“La corrente”, capitolo 2
febbraio 5, 2015 in Racconti e poesie da Stefano Bottarelli
Quella casa raggiunta in corso Garibaldi per Gigliola era un tempio. Il suo ultimo riferimento ad un possibile rifugio là andava, ogni volta. Gigliola si sentiva bene in quella dimora non tanto antica, spaziosa anche se non grande, rivolta con un fianco alla brezza di mare che qualche sera arrivava lì dalle marine distanti chilometri. Era vicino al Duomo, quello della freccia ancora conficcata come una spina nel palmo di una mano chiara come il marmo lucido che la ricopriva. Quella piazzetta estesa a poco della strada principale che taglia quei centri minori come Sarzana era l’agorà delle burle giovanili della nostra fanciulla, ora donna, nelle serate estive meno torride e arieggiate, con gli amici di sempre persi per la via da quando Gigliola viveva la propria esistenza musicale a Firenze.
Attraversò con l’auto la piazzetta ciarliera di un’acqua che gorgogliava dalla fontana mai sazia, si avviò presso il proprio rifugio dopo aver lasciato l’automobile lì vicino. Si era incamminata con una ondulante fretta giovanile, tipica di chi ha risolto un proprio caso e se lo vuole lasciare alle spalle. Le scale di casa erano ripide dopo un portone dal lucido battente, l’atrio modesto nell’arredamento, ma solamente quella casa aveva un profumo indecifrabile e insieme nobile vicino alle narici della nostra ragazza, come una lieve brezza amarognola con un che di stantio e di riconoscente insieme verso colei che lo fiuta.
Gigliola aprì la bocca dell’acqua calda, in bagno, la vasca si inondò di fumo caldo. Si spogliò, attese con una sigaretta fra le labbra il mescolarsi dell’acqua fredda con quella bollente: si immerse lentamente e assaporando un sentimento di inondazione delle membra in quella giornata primaverile e orgogliosa. Sentiva il bagnato permeare ogni suo pensiero, quasi si appisolò nel tiepidume fumigante, lasciò sciogliere i muscoli come vele intrepide, ascoltò i canarini nella gabbia gorgheggiare che tanto assomigliavano agli uccelli abbandonati sulla spiaggia nel pomeriggio. Non sentì il telefono, con gli occhi chiusi che luccicavano sotto le palpebre un po’ cerchiate. Si abbandonò alla sua età ancora giovane e si addormentò nella vasca da bagno.
Fu come un immoto tramonto il risveglio di Gigliola nella vasca: i rumori si fecero tali, i profumi pure, riapparvero i colori, le sensazioni di una pelle crepolata dall’acqua che si era raffreddata; un piccolo brivido ma non di freddo le percorse tutto il corpo: era viva e libera di un senso di pace con sé e col mondo, che fosse la provincia vicino o la città grande come Firenze, che fosse il proprio peso che tendeva al galleggiamento ma non ci riusciva, o che fosse un vuoto di cui la stanza assumeva tutta la responsabilità, una stanza da bagno con i vetri appannati che la accoglieva ancora integra, bisognosa di voci e di novità.
Da quella posizione di riposo si decise a levarsi, rifugiando in un secco asciugamano grande e rosa prima preparato. Si riaccese una sigaretta fra le dita rigate di umidità e stette ancora a pensare, come ritemprata dalla quiete della stanza vaporosa e ferma.

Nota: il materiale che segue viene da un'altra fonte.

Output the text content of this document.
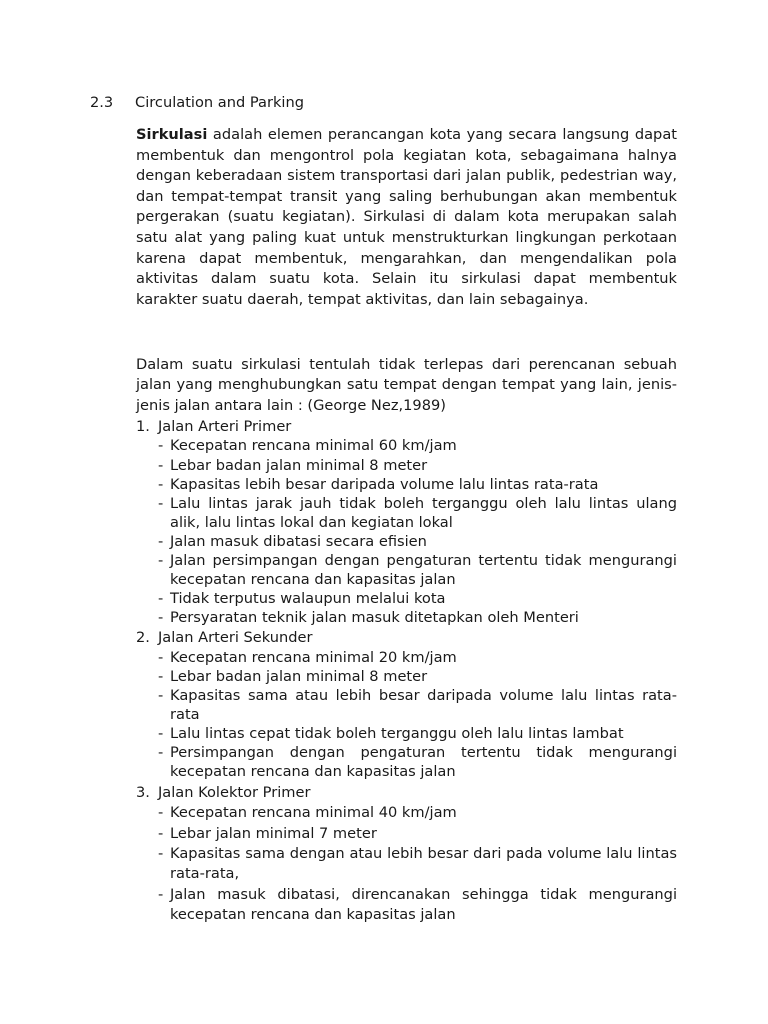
2.3 Circulation and Parking

Sirkulasi adalah elemen perancangan kota yang secara langsung dapat membentuk dan mengontrol pola kegiatan kota, sebagaimana halnya dengan keberadaan sistem transportasi dari jalan publik, pedestrian way, dan tempat-tempat transit yang saling berhubungan akan membentuk pergerakan (suatu kegiatan). Sirkulasi di dalam kota merupakan salah satu alat yang paling kuat untuk menstrukturkan lingkungan perkotaan karena dapat membentuk, mengarahkan, dan mengendalikan pola aktivitas dalam suatu kota. Selain itu sirkulasi dapat membentuk karakter suatu daerah, tempat aktivitas, dan lain sebagainya.

Dalam suatu sirkulasi tentulah tidak terlepas dari perencanan sebuah jalan yang menghubungkan satu tempat dengan tempat yang lain, jenis-jenis jalan antara lain : (George Nez,1989)

1. Jalan Arteri Primer
- Kecepatan rencana minimal 60 km/jam
- Lebar badan jalan minimal 8 meter
- Kapasitas lebih besar daripada volume lalu lintas rata-rata
- Lalu lintas jarak jauh tidak boleh terganggu oleh lalu lintas ulang alik, lalu lintas lokal dan kegiatan lokal
- Jalan masuk dibatasi secara efisien
- Jalan persimpangan dengan pengaturan tertentu tidak mengurangi kecepatan rencana dan kapasitas jalan
- Tidak terputus walaupun melalui kota
- Persyaratan teknik jalan masuk ditetapkan oleh Menteri
2. Jalan Arteri Sekunder
- Kecepatan rencana minimal 20 km/jam
- Lebar badan jalan minimal 8 meter
- Kapasitas sama atau lebih besar daripada volume lalu lintas rata-rata
- Lalu lintas cepat tidak boleh terganggu oleh lalu lintas lambat
- Persimpangan dengan pengaturan tertentu tidak mengurangi kecepatan rencana dan kapasitas jalan
3. Jalan Kolektor Primer
- Kecepatan rencana minimal 40 km/jam
- Lebar jalan minimal 7 meter
- Kapasitas sama dengan atau lebih besar dari pada volume lalu lintas rata-rata,
- Jalan masuk dibatasi, direncanakan sehingga tidak mengurangi kecepatan rencana dan kapasitas jalan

Uscita si distese sul letto e si addormentò di colpo. Fu come un lampo quel sogno che la colse verso mattina. Nel sogno lei accordava un’arpa la quale improvvisamente cominciava a parlarle d’amore, e le corde divenivano biondi capelli di trine, di un filo infinito, magico, e si univano ai suoi capelli; l’arpa diveniva viva, parlava di tutto con un’arpista che ancora la suonava, ma non faceva altro che annodarsi i fili biondi fra le dita; ugualmente ne usciva un suono fatato, così soave, angelico e sublime che tutto il resto svaniva fino allo svanire del sogno, in un ripetersi infinito dell’ultima nota, continua, impalpabile, incantata; Gigliola sentiva che stava sognando.

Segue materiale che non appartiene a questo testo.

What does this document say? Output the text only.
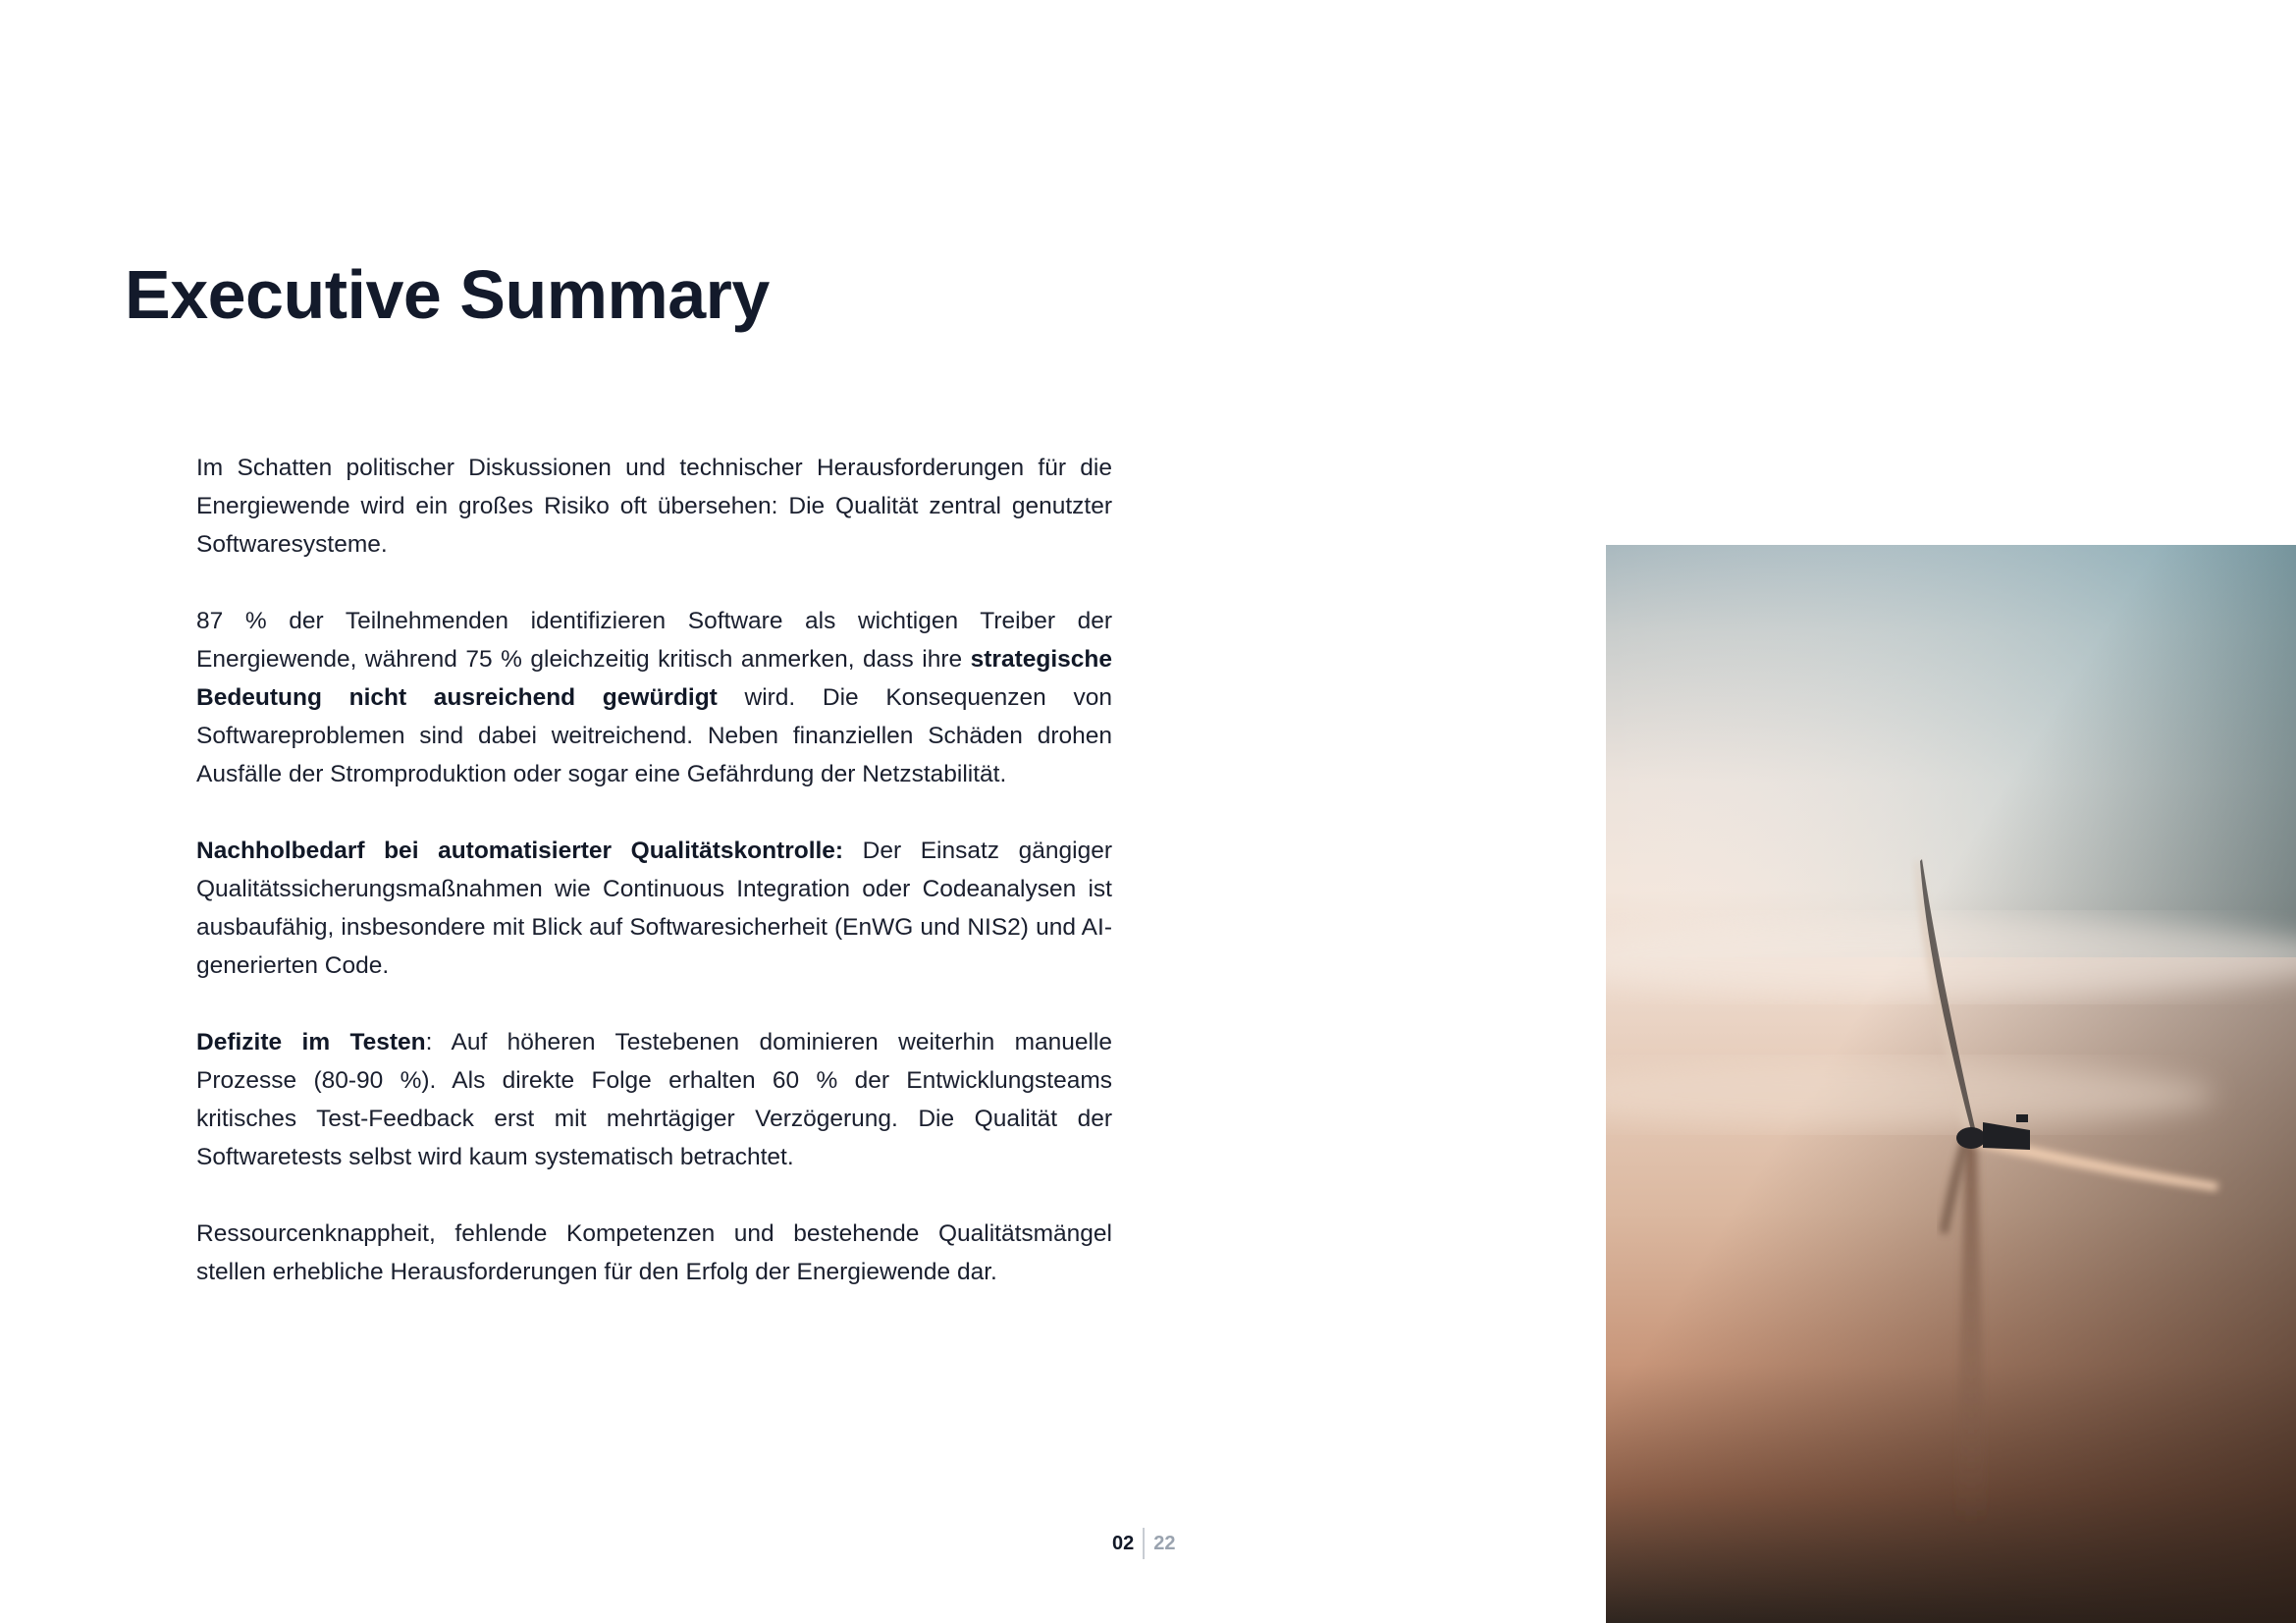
Executive Summary

Im Schatten politischer Diskussionen und technischer Herausforderungen für die Energiewende wird ein großes Risiko oft übersehen: Die Qualität zentral genutzter Softwaresysteme.

87 % der Teilnehmenden identifizieren Software als wichtigen Treiber der Energiewende, während 75 % gleichzeitig kritisch anmerken, dass ihre strategische Bedeutung nicht ausreichend gewürdigt wird. Die Konsequenzen von Softwareproblemen sind dabei weitreichend. Neben finanziellen Schäden drohen Ausfälle der Stromproduktion oder sogar eine Gefährdung der Netzstabilität.

Nachholbedarf bei automatisierter Qualitätskontrolle: Der Einsatz gängiger Qualitätssicherungsmaßnahmen wie Continuous Integration oder Codeanalysen ist ausbaufähig, insbesondere mit Blick auf Softwaresicherheit (EnWG und NIS2) und AI-generierten Code.

Defizite im Testen: Auf höheren Testebenen dominieren weiterhin manuelle Prozesse (80-90 %). Als direkte Folge erhalten 60 % der Entwicklungsteams kritisches Test-Feedback erst mit mehrtägiger Verzögerung. Die Qualität der Softwaretests selbst wird kaum systematisch betrachtet.

Ressourcenknappheit, fehlende Kompetenzen und bestehende Qualitätsmängel stellen erhebliche Herausforderungen für den Erfolg der Energiewende dar.

02 22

Il sogno finiva e come serena e felice Gigliola si svegliava, ritornava alla coscienza del giorno – era mattina – e ritornava in sintonia con quel profumo della casa, antico profumo delle storie sue, antico profumo del tempo domestico. Si levò dal giaciglio e mise a bollire il caffè: erano le sette e venti, neanche tanto tardi: Gigliola aperse le finestre sulla piazza vicino (il duomo si intravedeva desto e di un colore di carezze lontane). Si vestì e andò a vedere il giorno.